I agree with Steve: That won’t work.
But there are some groups and organizations that have had some success bringing people out of hate movements and bringing them out of cults, gradually. Most of them have worked because they’ve been founded and operated by former members of hate groups and cults. Case in point: the anti-Supremacy group Life After Hate, which has been recently defunded by Trump’s Department of Homeland Security.

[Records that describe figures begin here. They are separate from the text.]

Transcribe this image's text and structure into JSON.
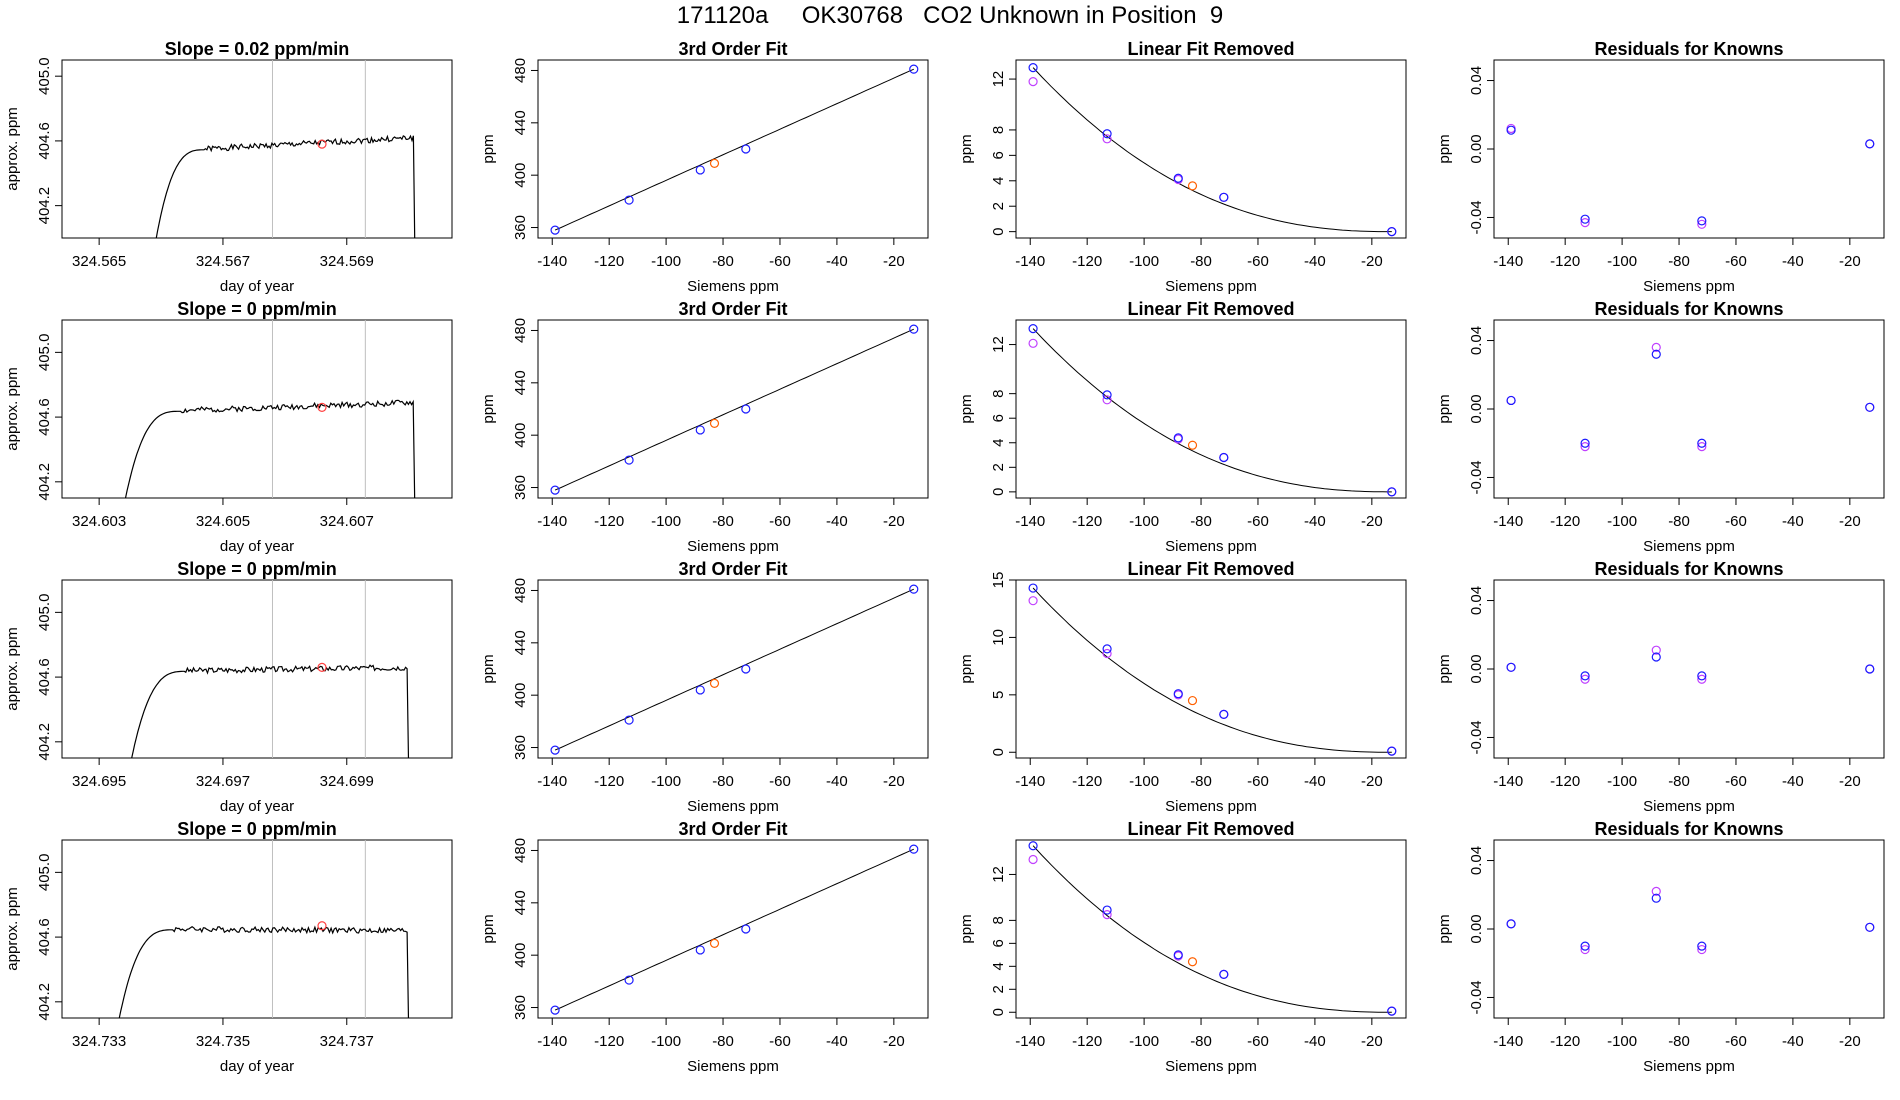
{
  "figure": {
    "title": "171120a     OK30768   CO2 Unknown in Position  9"
  },
  "chart_data": [
    {
      "type": "line",
      "row": 1,
      "panel": "timeseries",
      "title": "Slope =  0.02  ppm/min",
      "xlabel": "day of year",
      "ylabel": "approx. ppm",
      "xlim": [
        324.5644,
        324.5707
      ],
      "ylim": [
        404.0,
        405.1
      ],
      "xticks": [
        "324.565",
        "324.567",
        "324.569"
      ],
      "xtick_values": [
        324.565,
        324.567,
        324.569
      ],
      "yticks": [
        "404.2",
        "404.6",
        "405.0"
      ],
      "ytick_values": [
        404.2,
        404.6,
        405.0
      ],
      "vlines": [
        324.5678,
        324.5693
      ],
      "highlight": {
        "x": 324.5686,
        "y": 404.58
      },
      "trace": {
        "start": 324.5659,
        "end": 324.5701,
        "plateau": 404.57,
        "rise_end": 324.5667,
        "end_level": 404.62,
        "seed": 1
      }
    },
    {
      "type": "scatter",
      "row": 1,
      "panel": "fit",
      "title": "3rd Order Fit",
      "xlabel": "Siemens ppm",
      "ylabel": "ppm",
      "xlim": [
        -145,
        -8
      ],
      "ylim": [
        352,
        488
      ],
      "xticks": [
        -140,
        -120,
        -100,
        -80,
        -60,
        -40,
        -20
      ],
      "yticks": [
        360,
        400,
        440,
        480
      ],
      "knowns": [
        {
          "x": -139,
          "y": 358
        },
        {
          "x": -113,
          "y": 381
        },
        {
          "x": -88,
          "y": 404
        },
        {
          "x": -72,
          "y": 420
        },
        {
          "x": -13,
          "y": 481
        }
      ],
      "unknown": {
        "x": -83,
        "y": 409
      }
    },
    {
      "type": "scatter",
      "row": 1,
      "panel": "linear_removed",
      "title": "Linear Fit Removed",
      "xlabel": "Siemens ppm",
      "ylabel": "ppm",
      "xlim": [
        -145,
        -8
      ],
      "ylim": [
        -0.5,
        13.5
      ],
      "xticks": [
        -140,
        -120,
        -100,
        -80,
        -60,
        -40,
        -20
      ],
      "yticks": [
        0,
        2,
        4,
        6,
        8,
        12
      ],
      "knowns": [
        {
          "x": -139,
          "y": 12.9
        },
        {
          "x": -113,
          "y": 7.7
        },
        {
          "x": -88,
          "y": 4.2
        },
        {
          "x": -72,
          "y": 2.7
        },
        {
          "x": -13,
          "y": 0.0
        }
      ],
      "knowns_alt": [
        {
          "x": -139,
          "y": 11.8
        },
        {
          "x": -113,
          "y": 7.3
        },
        {
          "x": -88,
          "y": 4.1
        },
        {
          "x": -72,
          "y": 2.7
        },
        {
          "x": -13,
          "y": 0.0
        }
      ],
      "unknown": {
        "x": -83,
        "y": 3.6
      },
      "curve_y0": 12.9
    },
    {
      "type": "scatter",
      "row": 1,
      "panel": "residuals",
      "title": "Residuals for Knowns",
      "xlabel": "Siemens ppm",
      "ylabel": "ppm",
      "xlim": [
        -145,
        -8
      ],
      "ylim": [
        -0.052,
        0.052
      ],
      "xticks": [
        -140,
        -120,
        -100,
        -80,
        -60,
        -40,
        -20
      ],
      "yticks": [
        "-0.04",
        "0.00",
        "0.04"
      ],
      "ytick_values": [
        -0.04,
        0.0,
        0.04
      ],
      "knowns": [
        {
          "x": -139,
          "y": 0.011
        },
        {
          "x": -113,
          "y": -0.041
        },
        {
          "x": -72,
          "y": -0.042
        },
        {
          "x": -13,
          "y": 0.003
        }
      ],
      "knowns_alt": [
        {
          "x": -139,
          "y": 0.012
        },
        {
          "x": -113,
          "y": -0.043
        },
        {
          "x": -72,
          "y": -0.044
        },
        {
          "x": -13,
          "y": 0.003
        }
      ]
    },
    {
      "type": "line",
      "row": 2,
      "panel": "timeseries",
      "title": "Slope =  0  ppm/min",
      "xlabel": "day of year",
      "ylabel": "approx. ppm",
      "xlim": [
        324.6024,
        324.6087
      ],
      "ylim": [
        404.1,
        405.2
      ],
      "xticks": [
        "324.603",
        "324.605",
        "324.607"
      ],
      "xtick_values": [
        324.603,
        324.605,
        324.607
      ],
      "yticks": [
        "404.2",
        "404.6",
        "405.0"
      ],
      "ytick_values": [
        404.2,
        404.6,
        405.0
      ],
      "vlines": [
        324.6058,
        324.6073
      ],
      "highlight": {
        "x": 324.6066,
        "y": 404.66
      },
      "trace": {
        "start": 324.6034,
        "end": 324.6081,
        "plateau": 404.66,
        "rise_end": 324.6043,
        "end_level": 404.69,
        "seed": 2
      }
    },
    {
      "type": "scatter",
      "row": 2,
      "panel": "fit",
      "title": "3rd Order Fit",
      "xlabel": "Siemens ppm",
      "ylabel": "ppm",
      "xlim": [
        -145,
        -8
      ],
      "ylim": [
        352,
        488
      ],
      "xticks": [
        -140,
        -120,
        -100,
        -80,
        -60,
        -40,
        -20
      ],
      "yticks": [
        360,
        400,
        440,
        480
      ],
      "knowns": [
        {
          "x": -139,
          "y": 358
        },
        {
          "x": -113,
          "y": 381
        },
        {
          "x": -88,
          "y": 404
        },
        {
          "x": -72,
          "y": 420
        },
        {
          "x": -13,
          "y": 481
        }
      ],
      "unknown": {
        "x": -83,
        "y": 409
      }
    },
    {
      "type": "scatter",
      "row": 2,
      "panel": "linear_removed",
      "title": "Linear Fit Removed",
      "xlabel": "Siemens ppm",
      "ylabel": "ppm",
      "xlim": [
        -145,
        -8
      ],
      "ylim": [
        -0.5,
        14
      ],
      "xticks": [
        -140,
        -120,
        -100,
        -80,
        -60,
        -40,
        -20
      ],
      "yticks": [
        0,
        2,
        4,
        6,
        8,
        12
      ],
      "knowns": [
        {
          "x": -139,
          "y": 13.3
        },
        {
          "x": -113,
          "y": 7.9
        },
        {
          "x": -88,
          "y": 4.4
        },
        {
          "x": -72,
          "y": 2.8
        },
        {
          "x": -13,
          "y": 0.0
        }
      ],
      "knowns_alt": [
        {
          "x": -139,
          "y": 12.1
        },
        {
          "x": -113,
          "y": 7.5
        },
        {
          "x": -88,
          "y": 4.3
        },
        {
          "x": -72,
          "y": 2.8
        },
        {
          "x": -13,
          "y": 0.0
        }
      ],
      "unknown": {
        "x": -83,
        "y": 3.8
      },
      "curve_y0": 13.3
    },
    {
      "type": "scatter",
      "row": 2,
      "panel": "residuals",
      "title": "Residuals for Knowns",
      "xlabel": "Siemens ppm",
      "ylabel": "ppm",
      "xlim": [
        -145,
        -8
      ],
      "ylim": [
        -0.052,
        0.052
      ],
      "xticks": [
        -140,
        -120,
        -100,
        -80,
        -60,
        -40,
        -20
      ],
      "yticks": [
        "-0.04",
        "0.00",
        "0.04"
      ],
      "ytick_values": [
        -0.04,
        0.0,
        0.04
      ],
      "knowns": [
        {
          "x": -139,
          "y": 0.005
        },
        {
          "x": -113,
          "y": -0.02
        },
        {
          "x": -88,
          "y": 0.032
        },
        {
          "x": -72,
          "y": -0.02
        },
        {
          "x": -13,
          "y": 0.001
        }
      ],
      "knowns_alt": [
        {
          "x": -139,
          "y": 0.005
        },
        {
          "x": -113,
          "y": -0.022
        },
        {
          "x": -88,
          "y": 0.036
        },
        {
          "x": -72,
          "y": -0.022
        },
        {
          "x": -13,
          "y": 0.001
        }
      ]
    },
    {
      "type": "line",
      "row": 3,
      "panel": "timeseries",
      "title": "Slope =  0  ppm/min",
      "xlabel": "day of year",
      "ylabel": "approx. ppm",
      "xlim": [
        324.6944,
        324.7007
      ],
      "ylim": [
        404.1,
        405.2
      ],
      "xticks": [
        "324.695",
        "324.697",
        "324.699"
      ],
      "xtick_values": [
        324.695,
        324.697,
        324.699
      ],
      "yticks": [
        "404.2",
        "404.6",
        "405.0"
      ],
      "ytick_values": [
        404.2,
        404.6,
        405.0
      ],
      "vlines": [
        324.6978,
        324.6993
      ],
      "highlight": {
        "x": 324.6986,
        "y": 404.66
      },
      "trace": {
        "start": 324.6955,
        "end": 324.7,
        "plateau": 404.66,
        "rise_end": 324.6964,
        "end_level": 404.66,
        "seed": 3
      }
    },
    {
      "type": "scatter",
      "row": 3,
      "panel": "fit",
      "title": "3rd Order Fit",
      "xlabel": "Siemens ppm",
      "ylabel": "ppm",
      "xlim": [
        -145,
        -8
      ],
      "ylim": [
        352,
        488
      ],
      "xticks": [
        -140,
        -120,
        -100,
        -80,
        -60,
        -40,
        -20
      ],
      "yticks": [
        360,
        400,
        440,
        480
      ],
      "knowns": [
        {
          "x": -139,
          "y": 358
        },
        {
          "x": -113,
          "y": 381
        },
        {
          "x": -88,
          "y": 404
        },
        {
          "x": -72,
          "y": 420
        },
        {
          "x": -13,
          "y": 481
        }
      ],
      "unknown": {
        "x": -83,
        "y": 409
      }
    },
    {
      "type": "scatter",
      "row": 3,
      "panel": "linear_removed",
      "title": "Linear Fit Removed",
      "xlabel": "Siemens ppm",
      "ylabel": "ppm",
      "xlim": [
        -145,
        -8
      ],
      "ylim": [
        -0.5,
        15
      ],
      "xticks": [
        -140,
        -120,
        -100,
        -80,
        -60,
        -40,
        -20
      ],
      "yticks": [
        0,
        5,
        10,
        15
      ],
      "knowns": [
        {
          "x": -139,
          "y": 14.3
        },
        {
          "x": -113,
          "y": 9.0
        },
        {
          "x": -88,
          "y": 5.1
        },
        {
          "x": -72,
          "y": 3.3
        },
        {
          "x": -13,
          "y": 0.1
        }
      ],
      "knowns_alt": [
        {
          "x": -139,
          "y": 13.2
        },
        {
          "x": -113,
          "y": 8.6
        },
        {
          "x": -88,
          "y": 5.0
        },
        {
          "x": -72,
          "y": 3.3
        },
        {
          "x": -13,
          "y": 0.1
        }
      ],
      "unknown": {
        "x": -83,
        "y": 4.5
      },
      "curve_y0": 14.3
    },
    {
      "type": "scatter",
      "row": 3,
      "panel": "residuals",
      "title": "Residuals for Knowns",
      "xlabel": "Siemens ppm",
      "ylabel": "ppm",
      "xlim": [
        -145,
        -8
      ],
      "ylim": [
        -0.052,
        0.052
      ],
      "xticks": [
        -140,
        -120,
        -100,
        -80,
        -60,
        -40,
        -20
      ],
      "yticks": [
        "-0.04",
        "0.00",
        "0.04"
      ],
      "ytick_values": [
        -0.04,
        0.0,
        0.04
      ],
      "knowns": [
        {
          "x": -139,
          "y": 0.001
        },
        {
          "x": -113,
          "y": -0.004
        },
        {
          "x": -88,
          "y": 0.007
        },
        {
          "x": -72,
          "y": -0.004
        },
        {
          "x": -13,
          "y": 0.0
        }
      ],
      "knowns_alt": [
        {
          "x": -139,
          "y": 0.001
        },
        {
          "x": -113,
          "y": -0.006
        },
        {
          "x": -88,
          "y": 0.011
        },
        {
          "x": -72,
          "y": -0.006
        },
        {
          "x": -13,
          "y": 0.0
        }
      ]
    },
    {
      "type": "line",
      "row": 4,
      "panel": "timeseries",
      "title": "Slope =  0  ppm/min",
      "xlabel": "day of year",
      "ylabel": "approx. ppm",
      "xlim": [
        324.7324,
        324.7387
      ],
      "ylim": [
        404.1,
        405.2
      ],
      "xticks": [
        "324.733",
        "324.735",
        "324.737"
      ],
      "xtick_values": [
        324.733,
        324.735,
        324.737
      ],
      "yticks": [
        "404.2",
        "404.6",
        "405.0"
      ],
      "ytick_values": [
        404.2,
        404.6,
        405.0
      ],
      "vlines": [
        324.7358,
        324.7373
      ],
      "highlight": {
        "x": 324.7366,
        "y": 404.67
      },
      "trace": {
        "start": 324.7333,
        "end": 324.738,
        "plateau": 404.67,
        "rise_end": 324.7342,
        "end_level": 404.64,
        "seed": 4
      }
    },
    {
      "type": "scatter",
      "row": 4,
      "panel": "fit",
      "title": "3rd Order Fit",
      "xlabel": "Siemens ppm",
      "ylabel": "ppm",
      "xlim": [
        -145,
        -8
      ],
      "ylim": [
        352,
        488
      ],
      "xticks": [
        -140,
        -120,
        -100,
        -80,
        -60,
        -40,
        -20
      ],
      "yticks": [
        360,
        400,
        440,
        480
      ],
      "knowns": [
        {
          "x": -139,
          "y": 358
        },
        {
          "x": -113,
          "y": 381
        },
        {
          "x": -88,
          "y": 404
        },
        {
          "x": -72,
          "y": 420
        },
        {
          "x": -13,
          "y": 481
        }
      ],
      "unknown": {
        "x": -83,
        "y": 409
      }
    },
    {
      "type": "scatter",
      "row": 4,
      "panel": "linear_removed",
      "title": "Linear Fit Removed",
      "xlabel": "Siemens ppm",
      "ylabel": "ppm",
      "xlim": [
        -145,
        -8
      ],
      "ylim": [
        -0.5,
        15
      ],
      "xticks": [
        -140,
        -120,
        -100,
        -80,
        -60,
        -40,
        -20
      ],
      "yticks": [
        0,
        2,
        4,
        6,
        8,
        12
      ],
      "knowns": [
        {
          "x": -139,
          "y": 14.5
        },
        {
          "x": -113,
          "y": 8.9
        },
        {
          "x": -88,
          "y": 5.0
        },
        {
          "x": -72,
          "y": 3.3
        },
        {
          "x": -13,
          "y": 0.1
        }
      ],
      "knowns_alt": [
        {
          "x": -139,
          "y": 13.3
        },
        {
          "x": -113,
          "y": 8.5
        },
        {
          "x": -88,
          "y": 4.9
        },
        {
          "x": -72,
          "y": 3.3
        },
        {
          "x": -13,
          "y": 0.1
        }
      ],
      "unknown": {
        "x": -83,
        "y": 4.4
      },
      "curve_y0": 14.5
    },
    {
      "type": "scatter",
      "row": 4,
      "panel": "residuals",
      "title": "Residuals for Knowns",
      "xlabel": "Siemens ppm",
      "ylabel": "ppm",
      "xlim": [
        -145,
        -8
      ],
      "ylim": [
        -0.052,
        0.052
      ],
      "xticks": [
        -140,
        -120,
        -100,
        -80,
        -60,
        -40,
        -20
      ],
      "yticks": [
        "-0.04",
        "0.00",
        "0.04"
      ],
      "ytick_values": [
        -0.04,
        0.0,
        0.04
      ],
      "knowns": [
        {
          "x": -139,
          "y": 0.003
        },
        {
          "x": -113,
          "y": -0.01
        },
        {
          "x": -88,
          "y": 0.018
        },
        {
          "x": -72,
          "y": -0.01
        },
        {
          "x": -13,
          "y": 0.001
        }
      ],
      "knowns_alt": [
        {
          "x": -139,
          "y": 0.003
        },
        {
          "x": -113,
          "y": -0.012
        },
        {
          "x": -88,
          "y": 0.022
        },
        {
          "x": -72,
          "y": -0.012
        },
        {
          "x": -13,
          "y": 0.001
        }
      ]
    }
  ],
  "colors": {
    "axis": "#000000",
    "trace": "#000000",
    "vline": "#bebebe",
    "highlight": "#ff4040",
    "known": "#1a1aff",
    "known_alt": "#c040ff",
    "unknown": "#ff6000",
    "curve": "#000000"
  }
}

Founded by former extremists, we are committed to helping people leave the violent far-right. We are dedicated to inspiring all people to a place of compassion and forgiveness — for themselves and each other. It was these principles that guided us away from lives of hate and that drive us to help individuals exit hate groups today and to support those who have already left. Our primary goal is to interrupt violence committed in the name of ideological or religious beliefs. We do this through education, interventions, academic research, and outreach. Our primary goal is to interrupt violence committed in the name of ideological or religious beliefs. We do this through education, interventions, academic research, and outreach.
You, I, or Democrats may not be able to make the argument that might bring a neo-Nazi or a hardcore Trump supporter around to our way of thinking. But a former Trump fan, or a former supporter of mass deportation who manages to come to another way of thinking just might be in the unique position to lead others toward enlightenment.
Unfortunately, those people are few and far between.